Lei l’ha provata la Chat?
«Ho provato a impostare un articolo parlando proprio dell’argomento Ai. È un sistema molto bravo a comporre frasi, molto più bravo di tanti miei studenti, ma è sulla questione semantica che arrivano i problemi».

Non sa pensare.
«Inizia a vacillare quando gli chiedi il significato di alcune cose. Non ragiona, ecco, per questo i tecnici lo chiamano “pappagallo”. Sa ripetere quello che trova nei testi da cui è alimentato, e sa comporre, ma non capisce quello che scrive».

Ma appena un anno fa qualcuno ha detto il contrario, che l’Ai non solo sa pensare ma è senziente, prova emozioni.
«Ho letto quella storia di Lambda».

L’ex tecnico di Google, Lemoine, ha fatto una lunga chiacchierata con l’Ai Lambda che pareva provare sensazioni umane.
«È senza dubbio un aspetto molto affascinante del settore. Il sogno di creare robot capaci di provare emozioni è qualcosa a cui si sta lavorando da un po’ di decenni. Adesso dobbiamo affrontare altri tipi di problemi, ad esempio legati alle black box dei sistemi di Ai».

Cosa sono queste “scatole nere”? Ricordano quelle degli aerei.
«Se un sistema artificiale fa un errore nell’elaborazione, e un tecnico, magari lo stesso ideatore, cerca di capire dov’è e cosa l’ha generato, non può farlo».

In che senso non può farlo?
«L’algoritmo che si trova all’interno è illeggibile. Parliamo di algoritmi di reti neurali composte da miliardi di numeri che non è possibile decodificare».

Perché non c’è logica.
«Il sistema si adatta ma non ci mostra come lo fa».

Sembra una magia.
«I sistemi neurali sono cose che non nascono oggi ma mezzo secolo fa. Funzionano come funziona il cervello umano, con elementi e connessioni che simulano neuroni e sinapsi».

Tornando al discorso di prima, sembra così improbabile che da una generazione casuale di questi numeri fuori controllo esca fuori un’Intelligenza artificiale ma intelligente davvero?
«Alcuni scrittori di fantascienza scommettono di sì, in realtà è un mondo tutto da esplorare».

Mi vengono in mente racconti di Asimov, di Buzzati, di Dick, persino il Frankestein di Mary Shelley, che non era un robot ma comunque creazione umana che finiva per prendere coscienza di sé. Quando ci arriveremo?
«Questa è una bella domanda a cui vorrei saper rispondere.
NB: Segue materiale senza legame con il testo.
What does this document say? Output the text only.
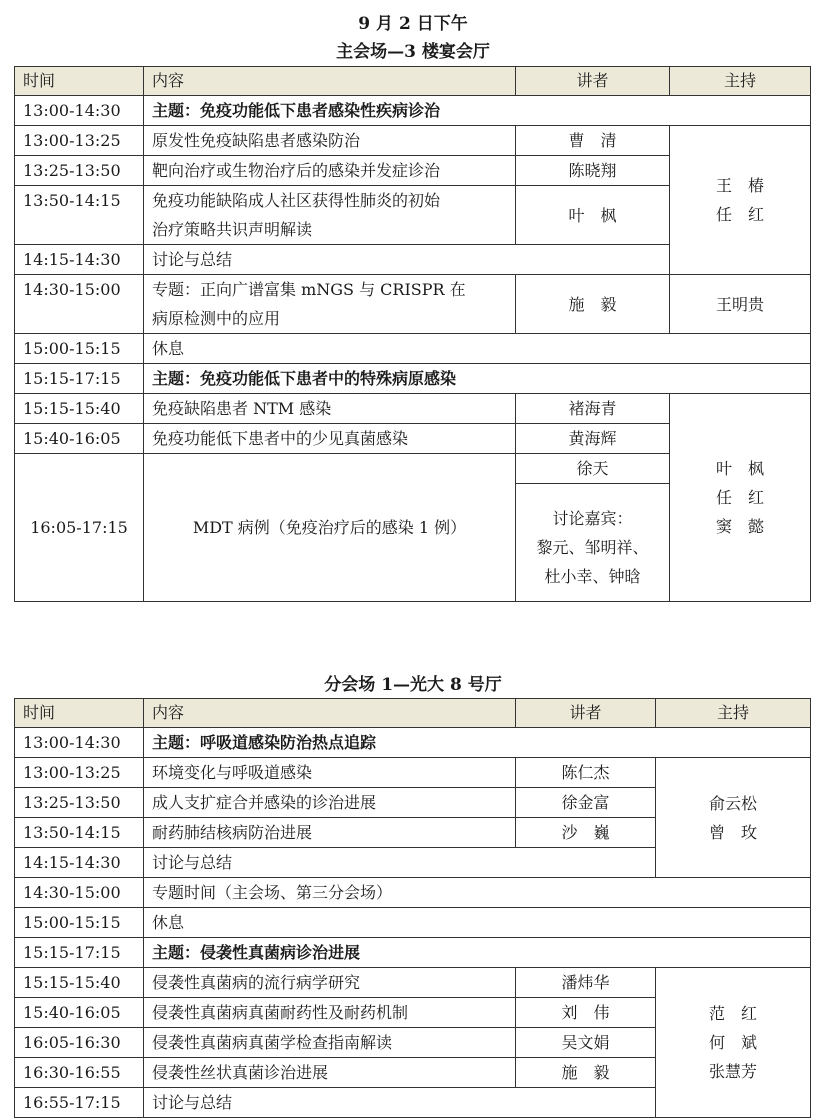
9 月 2 日下午
主会场—3 楼宴会厅
时间	内容	讲者	主持
13:00-14:30	主题：免疫功能低下患者感染性疾病诊治		
13:00-13:25	原发性免疫缺陷患者感染防治	曹　清	王　椿
任　红

13:25-13:50	靶向治疗或生物治疗后的感染并发症诊治	陈晓翔	
13:50-14:15	免疫功能缺陷成人社区获得性肺炎的初始
治疗策略共识声明解读	叶　枫	
14:15-14:30	讨论与总结		
14:30-15:00	专题：正向广谱富集 mNGS 与 CRISPR 在
病原检测中的应用	施　毅	王明贵
15:00-15:15	休息		
15:15-17:15	主题：免疫功能低下患者中的特殊病原感染		
15:15-15:40	免疫缺陷患者 NTM 感染	褚海青	叶　枫
任　红
窦　懿

15:40-16:05	免疫功能低下患者中的少见真菌感染	黄海辉	
16:05-17:15	MDT 病例（免疫治疗后的感染 1 例）	徐天	

		讨论嘉宾：
黎元、邹明祥、
杜小幸、钟晗	
分会场 1—光大 8 号厅
时间	内容	讲者	主持
13:00-14:30	主题：呼吸道感染防治热点追踪		
13:00-13:25	环境变化与呼吸道感染	陈仁杰	俞云松
曾　玫

13:25-13:50	成人支扩症合并感染的诊治进展	徐金富	
13:50-14:15	耐药肺结核病防治进展	沙　巍	
14:15-14:30	讨论与总结		
14:30-15:00	专题时间（主会场、第三分会场）		
15:00-15:15	休息		
15:15-17:15	主题：侵袭性真菌病诊治进展		
15:15-15:40	侵袭性真菌病的流行病学研究	潘炜华	范　红
何　斌
张慧芳

15:40-16:05	侵袭性真菌病真菌耐药性及耐药机制	刘　伟	
16:05-16:30	侵袭性真菌病真菌学检查指南解读	吴文娟	
16:30-16:55	侵袭性丝状真菌诊治进展	施　毅	
16:55-17:15	讨论与总结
Si sta lavorando sull’acquisizione della coscienza nelle macchine ma siamo lontani. Ci sono solo teorie, ma credo sia solo una questione di tempo».
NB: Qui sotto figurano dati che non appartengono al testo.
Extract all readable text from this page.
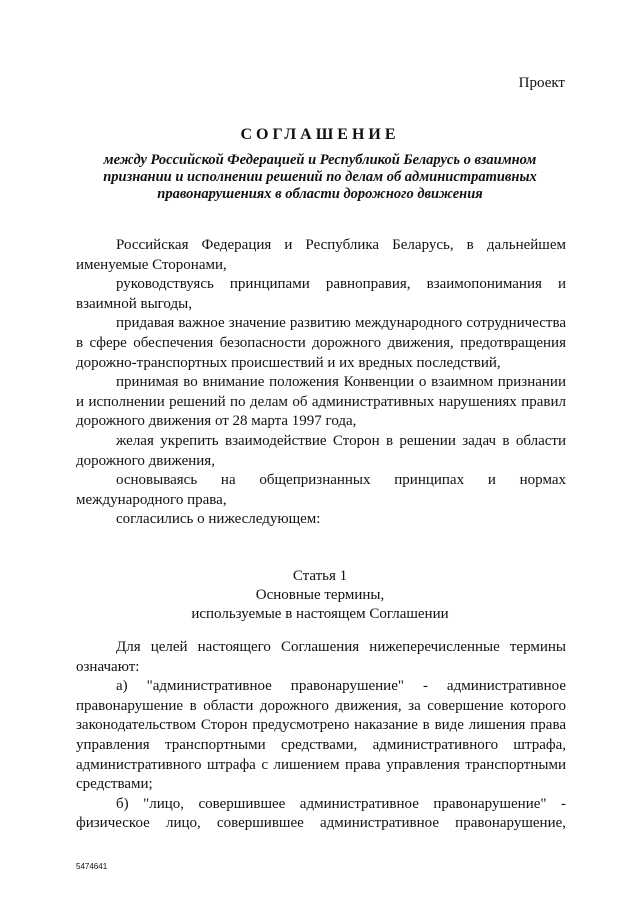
Проект
СОГЛАШЕНИЕ
между Российской Федерацией и Республикой Беларусь о взаимном признании и исполнении решений по делам об административных правонарушениях в области дорожного движения

Российская Федерация и Республика Беларусь, в дальнейшем именуемые Сторонами,

руководствуясь принципами равноправия, взаимопонимания и взаимной выгоды,

придавая важное значение развитию международного сотрудничества в сфере обеспечения безопасности дорожного движения, предотвращения дорожно-транспортных происшествий и их вредных последствий,

принимая во внимание положения Конвенции о взаимном признании и исполнении решений по делам об административных нарушениях правил дорожного движения от 28 марта 1997 года,

желая укрепить взаимодействие Сторон в решении задач в области дорожного движения,

основываясь на общепризнанных принципах и нормах международного права,

согласились о нижеследующем:

Статья 1
Основные термины,
используемые в настоящем Соглашении

Для целей настоящего Соглашения нижеперечисленные термины означают:

а) "административное правонарушение" - административное правонарушение в области дорожного движения, за совершение которого законодательством Сторон предусмотрено наказание в виде лишения права управления транспортными средствами, административного штрафа, административного штрафа с лишением права управления транспортными средствами;

б) "лицо, совершившее административное правонарушение" - физическое лицо, совершившее административное правонарушение,

5474641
Le fa paura questo scenario in cui robot pensano e scelgono?
«Il rischio è che diventino più bravi di noi».

E se le macchine decidessero di prendere il sopravvento?
«Le dico una cosa: le reti neurali esistono già, ad esempio, nelle macchine senza guidatore. Non accade quasi mai che il sistema faccia un errore e l’auto faccia un incidente, ma quando succede non si riesce a comprendere perché. E c’è anche un problema etico, finché c'è un uomo al volante, la responsabilità delle sue azioni fa capo a lui, ma quando è un sistema artificiale a condurre, cosa accade?»

Facciamo un esempio.
«Un pedone attraversa la strada all’improvviso, cosa fa il sistema di Ai che comanda l’auto? Uccide il pedone per salvaguardare la vita degli occupanti dell’abitacolo, oppure evita il pedone, gli salva la vita, ma rischia di uccidere chi è all’interno? Con quali criteri un sistema artificiale decide chi salvare e chi no? Ecco che nasce il problema etico che esiste già ora e non è risolto».

Come per la religione cristiana l’uomo è fatto a immagine e somiglianza di Dio, così le macchine saranno plasmate sull’uomo e i suoi limiti, anche egoistici, no?
«Le rispondo con la storia di un racconto di fantascienza, molto breve, degli anni Cinquanta. Si chiama “La risposta” di Fredric Brown. Un tale riesce a costruire un sistema che collega tutti i computer dell’universo. Finito il lavoro, freme per fare l’unica domanda che lo perseguita, chiede al supercomputer: esiste Dio? E il sistema risponde: «Adesso sì».